Calcium and the heart: exchange at the tissue, cell, and organelle levels 1

Abstract

Cellular calcium (Ca) exchange in arterially perfused whole heart is markedly perfusion-limited. Therefore, a large fraction of exchangeable Ca recycles within the cell before exchanging with extracellular Ca. Ca enters the cell via sarcolemmal (SL) transient (T) and long-lasting (L) channels activated at more negative and less negative membrane potential, respectively. The larger L currents are controlled via phosphorylation and G protein interaction to provide Ca to induce Ca release from sarcoplasmic reticulum (SR) and for direct myofilament activation. Troponin C (TNC) binds 3 mol of Ca/mol. Only the low affinity site is responsible for activation of force and regulation of myofilament ATPase rate. This occurs through a shift in troponin I (TNI) with respect to actin induced by the TNC Ca binding. Relaxation depends on reduction of cytosolic (Ca) and occurs via 1) Ca pumping into the longitudinal SR modulated by phospholamban; 2) the recently cloned high-capacity electrogenic SL Na-Ca exchanger; and 3) the SL Ca pump under complex regulation including calmodulin control.
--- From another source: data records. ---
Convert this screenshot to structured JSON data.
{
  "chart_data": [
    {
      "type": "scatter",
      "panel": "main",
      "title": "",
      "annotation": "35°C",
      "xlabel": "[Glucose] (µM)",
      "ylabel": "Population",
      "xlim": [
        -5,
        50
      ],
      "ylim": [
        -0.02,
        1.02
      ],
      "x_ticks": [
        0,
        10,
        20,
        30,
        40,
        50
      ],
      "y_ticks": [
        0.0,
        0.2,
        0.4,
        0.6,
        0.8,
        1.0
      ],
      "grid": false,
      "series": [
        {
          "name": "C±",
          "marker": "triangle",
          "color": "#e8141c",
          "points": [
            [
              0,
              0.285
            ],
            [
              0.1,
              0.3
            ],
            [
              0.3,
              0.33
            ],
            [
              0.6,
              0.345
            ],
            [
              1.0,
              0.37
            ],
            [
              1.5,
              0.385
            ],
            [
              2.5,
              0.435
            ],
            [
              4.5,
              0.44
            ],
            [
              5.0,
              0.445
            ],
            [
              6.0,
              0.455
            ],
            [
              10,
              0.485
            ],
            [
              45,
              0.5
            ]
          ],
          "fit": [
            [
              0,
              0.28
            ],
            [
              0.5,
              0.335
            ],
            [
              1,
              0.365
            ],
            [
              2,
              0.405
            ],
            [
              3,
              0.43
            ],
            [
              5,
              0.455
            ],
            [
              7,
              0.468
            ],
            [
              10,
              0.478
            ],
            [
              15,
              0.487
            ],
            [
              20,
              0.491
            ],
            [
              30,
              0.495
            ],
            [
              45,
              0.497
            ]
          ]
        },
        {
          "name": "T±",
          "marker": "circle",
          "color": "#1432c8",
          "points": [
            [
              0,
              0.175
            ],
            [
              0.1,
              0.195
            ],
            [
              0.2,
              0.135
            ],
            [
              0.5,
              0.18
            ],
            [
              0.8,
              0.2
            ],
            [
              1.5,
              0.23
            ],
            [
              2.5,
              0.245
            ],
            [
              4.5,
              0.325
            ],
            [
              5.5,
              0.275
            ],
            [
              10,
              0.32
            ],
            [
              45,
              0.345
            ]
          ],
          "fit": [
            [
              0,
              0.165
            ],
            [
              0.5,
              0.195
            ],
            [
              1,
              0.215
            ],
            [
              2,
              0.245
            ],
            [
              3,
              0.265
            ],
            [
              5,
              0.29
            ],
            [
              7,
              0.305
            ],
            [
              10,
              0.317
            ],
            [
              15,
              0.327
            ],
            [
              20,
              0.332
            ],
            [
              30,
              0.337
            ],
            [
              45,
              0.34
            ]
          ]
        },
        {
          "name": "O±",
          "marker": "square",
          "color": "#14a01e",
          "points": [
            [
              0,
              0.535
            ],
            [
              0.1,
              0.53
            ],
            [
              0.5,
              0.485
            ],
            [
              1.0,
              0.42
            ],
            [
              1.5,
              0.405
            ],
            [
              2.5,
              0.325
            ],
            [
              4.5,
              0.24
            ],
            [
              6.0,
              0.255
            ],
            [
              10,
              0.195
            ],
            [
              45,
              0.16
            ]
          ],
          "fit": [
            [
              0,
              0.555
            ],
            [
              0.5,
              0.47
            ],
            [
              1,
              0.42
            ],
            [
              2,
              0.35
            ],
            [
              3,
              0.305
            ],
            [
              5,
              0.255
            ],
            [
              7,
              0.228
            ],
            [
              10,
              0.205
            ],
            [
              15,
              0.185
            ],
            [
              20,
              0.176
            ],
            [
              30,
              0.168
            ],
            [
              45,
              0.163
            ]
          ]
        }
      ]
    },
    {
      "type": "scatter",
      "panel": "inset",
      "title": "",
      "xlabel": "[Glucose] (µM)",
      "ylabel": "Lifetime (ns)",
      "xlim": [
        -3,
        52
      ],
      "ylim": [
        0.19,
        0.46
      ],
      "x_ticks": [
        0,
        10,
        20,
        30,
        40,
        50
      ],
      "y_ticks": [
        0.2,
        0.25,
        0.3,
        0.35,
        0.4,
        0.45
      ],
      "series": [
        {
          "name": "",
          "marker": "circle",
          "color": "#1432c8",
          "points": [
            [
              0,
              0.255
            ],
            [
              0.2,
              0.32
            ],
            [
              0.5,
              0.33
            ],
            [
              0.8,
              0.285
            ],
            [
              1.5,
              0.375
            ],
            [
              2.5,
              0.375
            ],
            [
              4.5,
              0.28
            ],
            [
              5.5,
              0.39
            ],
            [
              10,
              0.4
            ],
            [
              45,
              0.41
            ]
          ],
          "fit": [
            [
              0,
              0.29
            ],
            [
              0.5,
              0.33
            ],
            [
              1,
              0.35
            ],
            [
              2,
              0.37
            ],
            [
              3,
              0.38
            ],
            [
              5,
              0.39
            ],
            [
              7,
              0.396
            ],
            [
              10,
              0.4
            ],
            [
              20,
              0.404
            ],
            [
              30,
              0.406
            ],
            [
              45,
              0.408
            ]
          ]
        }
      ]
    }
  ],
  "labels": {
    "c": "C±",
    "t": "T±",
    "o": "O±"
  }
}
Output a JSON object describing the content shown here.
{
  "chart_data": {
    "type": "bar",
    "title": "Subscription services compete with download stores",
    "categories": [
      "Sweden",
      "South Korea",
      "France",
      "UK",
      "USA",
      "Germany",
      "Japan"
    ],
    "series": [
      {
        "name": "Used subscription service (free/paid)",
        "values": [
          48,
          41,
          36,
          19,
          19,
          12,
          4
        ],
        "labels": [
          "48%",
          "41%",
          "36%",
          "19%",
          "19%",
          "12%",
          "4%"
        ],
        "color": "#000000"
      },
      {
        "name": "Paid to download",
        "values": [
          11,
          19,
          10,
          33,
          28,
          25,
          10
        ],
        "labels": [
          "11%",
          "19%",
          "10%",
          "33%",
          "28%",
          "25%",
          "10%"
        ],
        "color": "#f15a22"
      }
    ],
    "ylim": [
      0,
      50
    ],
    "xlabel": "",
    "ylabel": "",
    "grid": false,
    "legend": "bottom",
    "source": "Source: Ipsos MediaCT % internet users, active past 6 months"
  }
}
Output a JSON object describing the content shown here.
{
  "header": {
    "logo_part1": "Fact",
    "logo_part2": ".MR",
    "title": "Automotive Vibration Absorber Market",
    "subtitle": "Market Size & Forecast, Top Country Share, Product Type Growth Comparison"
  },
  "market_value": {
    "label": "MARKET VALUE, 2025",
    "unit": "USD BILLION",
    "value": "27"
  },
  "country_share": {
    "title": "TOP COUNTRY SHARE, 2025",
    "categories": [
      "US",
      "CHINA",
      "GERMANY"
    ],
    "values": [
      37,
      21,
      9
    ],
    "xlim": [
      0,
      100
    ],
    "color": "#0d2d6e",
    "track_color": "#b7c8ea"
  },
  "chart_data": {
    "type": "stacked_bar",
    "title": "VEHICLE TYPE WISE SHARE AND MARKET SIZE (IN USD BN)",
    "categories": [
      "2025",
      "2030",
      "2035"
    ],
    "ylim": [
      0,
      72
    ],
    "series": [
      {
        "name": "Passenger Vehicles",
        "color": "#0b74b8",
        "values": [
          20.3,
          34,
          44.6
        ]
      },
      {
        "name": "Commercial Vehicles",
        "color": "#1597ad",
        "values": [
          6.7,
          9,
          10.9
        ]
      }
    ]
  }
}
Mitochondria transport Ca, but this transport is directed primarily to the regulation of various Ca-sensitive dehydrogenases so that oxidative metabolism can be adjusted to changes in energy demand. The regulation of Ca movements consumes about 25% of the cell's total energy output. Mitochondrial Ca exchanges with extracellular Ca most slowly (t 1/2 = 3.6 min), SR Ca quite rapidly (t 1/2's = 3 and 19 s), and an Na-Ca exchange-dependent compartment very rapidly (t 1/2 = 500 ms). After further description of Ca handling by the individual organelles, Ca movement is followed through the cell during the course of contraction, and the contribution of each organelle or compartment to overall cellular Ca exchange is defined.